Conductor Documentation

WRCP Plugin

Introduction

This plugin has two main capabilities: Discover and manage existing Wind River Cloud Platform (WRCP) installations and make new WRCP installations. For management we can discover system controllers and subclouds, upgrade kubernetes, upgrade trident, certificate audit and “upload and apply” patch and WRA management. For the installation capabilities, this plugin has the ability to provision a fully working WRCP installation for AIO-SX and AIO-DX configurations.

NOTE:

WRCP Management

Each item on the following list is materialized as a workflow in the plugin.

Prerequisites

All stories require that you provide secrets for the following values:

You are free to change the names of the secrets, however, you must provide the secret names in the deployment inputs when enrolling a new system.

Node Types

cloudify.nodes.starlingx.WRCP This node represents a WRCP System. A system can be a System Controller, Standalone system, or a Subcloud.

Properties

Runtime Properties:

Labels

The following are possible for a WRCP system deployment:

Sites

During installation the plugin requests a system’s location (latitude and longitude) from the StarlingX API, and creates a Site in Conductor. You can see sites’ location on the map on the Dashboard screen.

discover_and_deploy

This workflow discovers and deploys subclouds. The steps followed are listed next.

  1. Checks if there are discovered subclouds using the “Discover Subclouds” workflow, then gets the controller node instance, and uses the parent deployment’s capabilities to get auth data.

  2. Checks if the deployment_id passed from the workflow is valid and if there are 2 subclouds or more in the controller node instance runtime properties. If not, raises an Exception.

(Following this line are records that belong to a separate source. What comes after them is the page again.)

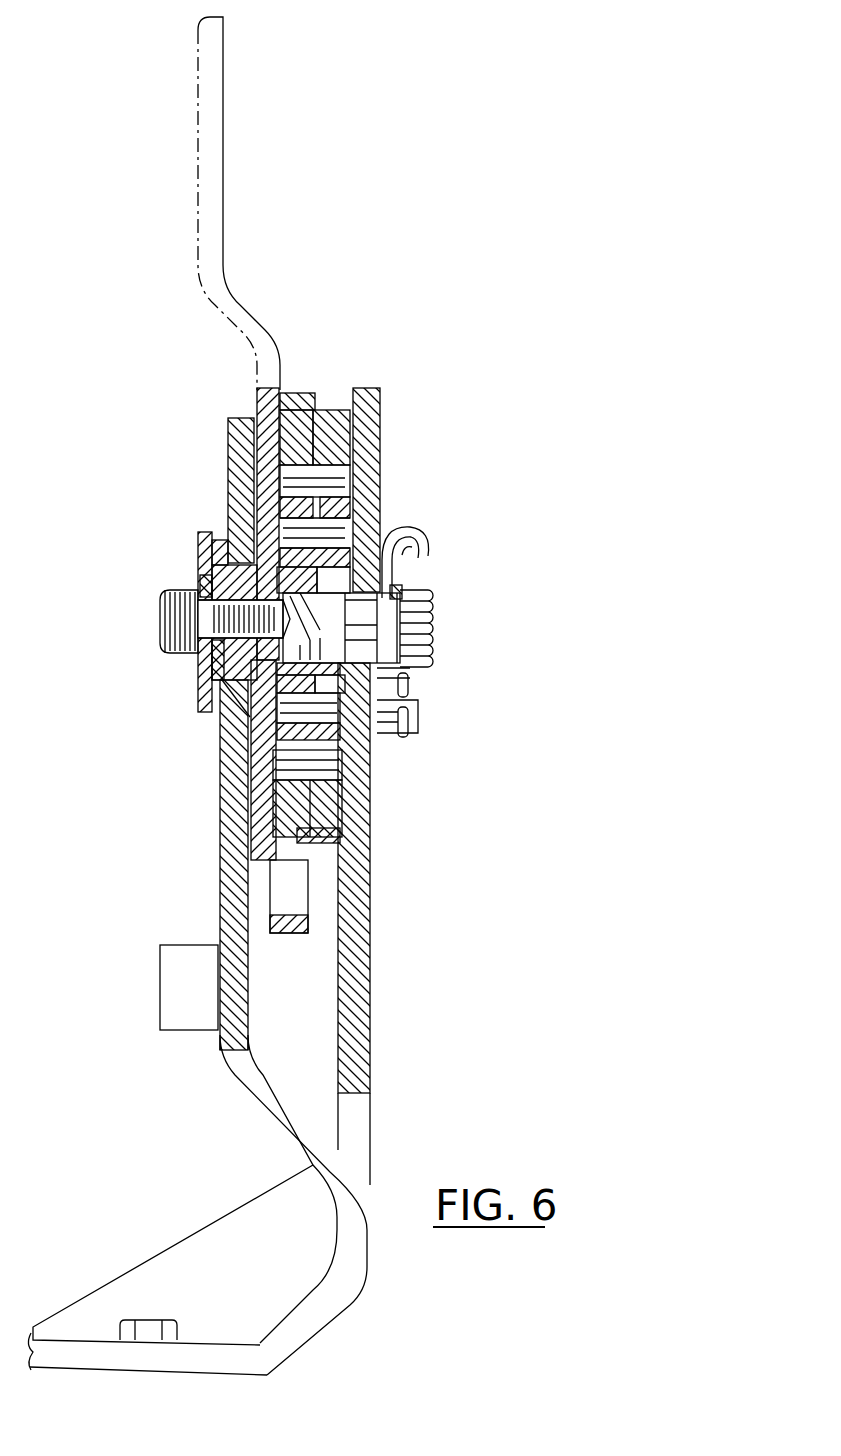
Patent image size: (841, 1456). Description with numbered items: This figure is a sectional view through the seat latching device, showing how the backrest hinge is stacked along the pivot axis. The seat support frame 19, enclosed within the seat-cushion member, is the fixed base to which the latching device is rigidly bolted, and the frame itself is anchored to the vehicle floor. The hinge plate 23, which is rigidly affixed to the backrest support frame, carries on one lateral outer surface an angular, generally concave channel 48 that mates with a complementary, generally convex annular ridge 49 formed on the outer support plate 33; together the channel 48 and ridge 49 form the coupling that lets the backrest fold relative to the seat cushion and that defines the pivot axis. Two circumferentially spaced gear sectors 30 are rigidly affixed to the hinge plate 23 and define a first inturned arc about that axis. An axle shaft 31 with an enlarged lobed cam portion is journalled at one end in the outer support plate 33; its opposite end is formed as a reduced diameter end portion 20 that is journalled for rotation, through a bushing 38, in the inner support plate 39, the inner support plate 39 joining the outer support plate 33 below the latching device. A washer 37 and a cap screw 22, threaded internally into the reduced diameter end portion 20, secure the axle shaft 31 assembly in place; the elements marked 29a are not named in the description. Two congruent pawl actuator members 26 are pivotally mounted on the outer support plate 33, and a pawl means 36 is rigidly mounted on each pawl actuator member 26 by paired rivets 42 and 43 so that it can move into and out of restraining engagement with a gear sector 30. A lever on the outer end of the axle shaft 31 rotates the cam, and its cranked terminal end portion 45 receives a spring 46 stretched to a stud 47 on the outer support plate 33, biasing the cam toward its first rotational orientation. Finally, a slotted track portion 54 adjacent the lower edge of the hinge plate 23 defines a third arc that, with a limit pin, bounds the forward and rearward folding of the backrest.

The seat support frame 19 is at (168, 969).
The reduced diameter end portion 20 is at (200, 672).
The cap screw 22 is at (160, 628).
The hinge plate 23 is at (212, 222).
The pawl actuator member 26 is at (275, 508).
The washer 29a is at (200, 577).
The gear sector 30 is at (385, 555).
The axle shaft 31 is at (347, 607).
The outer support plate 33 is at (380, 419).
The pawl means 36 is at (352, 728).
The washer 37 is at (200, 551).
The bushing 38 is at (222, 530).
The inner support plate 39 is at (228, 431).
The rivet 42 is at (352, 478).
The rivet 43 is at (352, 520).
The cranked terminal end portion 45 is at (397, 570).
The spring 46 is at (432, 628).
The stud 47 is at (418, 702).
The concave channel 48 is at (318, 438).
The convex annular ridge 49 is at (340, 395).
The slotted track portion 54 is at (300, 897).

  3. Then, for each of the subclouds, checks if the subcloud has already been discovered and deployed. If not, checks if the address of the subcloud is ipv4 or ipv6, formats and dict of “inputs”, adds the labels, adds the id of each of the deployments to a list, as the inputs and labels.

  4. To complete, calls deploy_subclouds with the data gathered in the previous step.

upload_and_apply_patch ##

Workflow to install patches. It includes the following steps:

Parameters:

      type_names:
        default: []
        description: |
          Type names for which the workflow will execute the update operation.
          By default the operation will execute for nodes of type
          cloudify.nodes.starlingx.WRCP
      node_ids:
        default: []
        description: |
          Node template IDs for which the workflow will execute the update
          operation
      node_instance_ids:
        default: []
        description: |
          Node instance IDs for which the workflow will execute the update
          operation
      patch_dir:
        default: ''
        description: |
          The path to a directory on the manager where the patches are located.
          The patches will be uploaded and applied.
      max_parallel_subclouds:
        default: 1
        description: |
          The maximum number of workers within a subcloud to update in
          parallel
      stop_on_failure:
        default: True
        description: |
          Flag to indicate if the update should stop
          updating additional subclouds if a failure
          is encountered
      subcloud_apply_type:
        default: 'serial'
        description: |
          The apply type for the update. serial or parallel
      strategy_action:
        default: 'apply'
        description: |
          Perform an action on the update strategy.
          Valid values are: apply, or abort
      apply_patches:
        type: boolean
        default: True
        description: |
          Flag to indicate if the patches should be applied.
          When the flag is force also update will be skipped
      install_patches:
        type: boolean
        default: True
        description: |
          Flag to indicate if the patches should be installed.
      check_status:
        type: boolean
        default: True
        description: |
          Flag to indicate if status of installation should be checked.

check_update_status

Checking status of strategy steps and update labels if failed/complete.

Parameters:

      type_names:
        default: [ ]
        description: |
          Type names for which the workflow will execute the update
          check_update_status operation.
          By default the operation will execute for nodes of type
          cloudify.nodes.starlingx.WRCP
      node_ids:
        default: [ ]
        description: |
          Node template IDs for which the workflow will execute the
          check_update_status operation
      node_instance_ids:
        default: [ ]
        description: |
          Node instance IDs for which the workflow will execute the
          check_update_status operation

refresh_status

Workflow starts check_update_status on each subcloud.

Parameters:

      type_names:
        default: []
        description: |
          Type names for which the workflow will execute the refresh_status operation.
          By default the operation will execute for nodes of type
          cloudify.nodes.starlingx.WRCP
      node_ids:
        default: []
        description: |
          Node template IDs for which the workflow will execute the refresh_status
          operation
      node_instance_ids:
        default: []
        description: |
          Node instance IDs for which the workflow will execute the refresh_status
          operation

Upgrade

ATTENTION: Before start workflow make sure that below files does not exist on controller-0. These will be automatically copied from the load installed during the upgrade.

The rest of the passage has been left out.